Rumdoodle Ridge and the scree descent on right from Bottomless Pit:
We wrap around the north ridge and head for the apron of the Y. One year we were able to snowshoe all the way to the apron. This year, we're on talus until we put on crampons at around 12600 feet.
Looks like it's in, but how far?
The winds have been swirling around the Pit on our approach, but things calm down on the face and it's another bluebird day in the Y. The snow down low has not quite transitioned to spring like conditions, but we are very confident with the stability. I take the first lead and it feels a bit steeper than usual as it is very firm, which seems to be a theme with the 3 couloir climbs I've done so far this spring. Little chunks of ice whiz down from time to time, so we have to be cognizant of what is coming down. The good thing about the Y is there hasn't been a problem with rockfall any of the years we've done it.
Hoot enjoying himself:
Our goal this year is to find a route to the elusive far right branch. I think I've done 2 versions of the left branch, the direct branch a few times, and the right branch. The far right branch takes some mixed climbing to traverse into, and there's a good chance it will be too sketchy. Hoot takes a turn right before the split and we head far right to the little headwall we must traverse over to for a shot at the far right branch. It feels a little steeper this time, but there's some powder higher up to make kicking steps easier.
Hoot takes the lead:
Hoot nearing the crux:
The crux isn't bad, but we have to traverse left above the little headwall to weave around another exposed section of rock. We then climb another steeper section and find out that there's way too much ice to surmount to traverse into the far right branch. Hoot has a 2nd tool, but I don't. It isn't worth the risk today for sure, so we downclimb back to the little traverse and get into the direct branch.
The direct finish:
The direct branch is mostly blown clean of any powder and my calves are burning as we're front pointing quite a bit. I'm feeling that 6K vertical now! The direct branch doesn't get any steeper than 45 degrees, but that's steep enough to get your attention when it's this firm. We can see Dave at the top of the couloir and it seems to take forever to get there, but we make decent time despite the backtrack and top out at 11:30am to some tourists taking some shots of our climb! Dave must have attracted the paparazzi looking down!

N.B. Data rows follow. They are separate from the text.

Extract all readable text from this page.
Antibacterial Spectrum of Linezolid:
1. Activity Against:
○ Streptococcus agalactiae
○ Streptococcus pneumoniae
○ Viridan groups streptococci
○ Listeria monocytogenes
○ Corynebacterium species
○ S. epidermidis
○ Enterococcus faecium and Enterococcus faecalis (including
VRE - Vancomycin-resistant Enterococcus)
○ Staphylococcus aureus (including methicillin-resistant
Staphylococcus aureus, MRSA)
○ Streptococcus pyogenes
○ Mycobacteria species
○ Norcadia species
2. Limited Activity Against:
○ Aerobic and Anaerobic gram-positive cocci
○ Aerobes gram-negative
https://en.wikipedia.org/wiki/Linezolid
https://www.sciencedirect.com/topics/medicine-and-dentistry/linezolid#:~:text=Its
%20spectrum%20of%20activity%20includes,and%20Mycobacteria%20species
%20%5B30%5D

Dave Hale gets a nice shot of us coming up:
Hoot topping out:
We enjoy a nice, long break in the summit house and Hoot decides to head down the Crags with us to make it a grand tour for him up Barr, through the Y, and down the Crags. The trail down to the road is a bit tedious with the snowy talus, but not bad. There are a few groups still making their way to the top. The good thing about the Crags is it's a pretty speedy descent with snow. The snow is a bit too soft to glissade much. The tradition lives on climbing the Y! Maybe will get that elusive far right branch next year with more snow!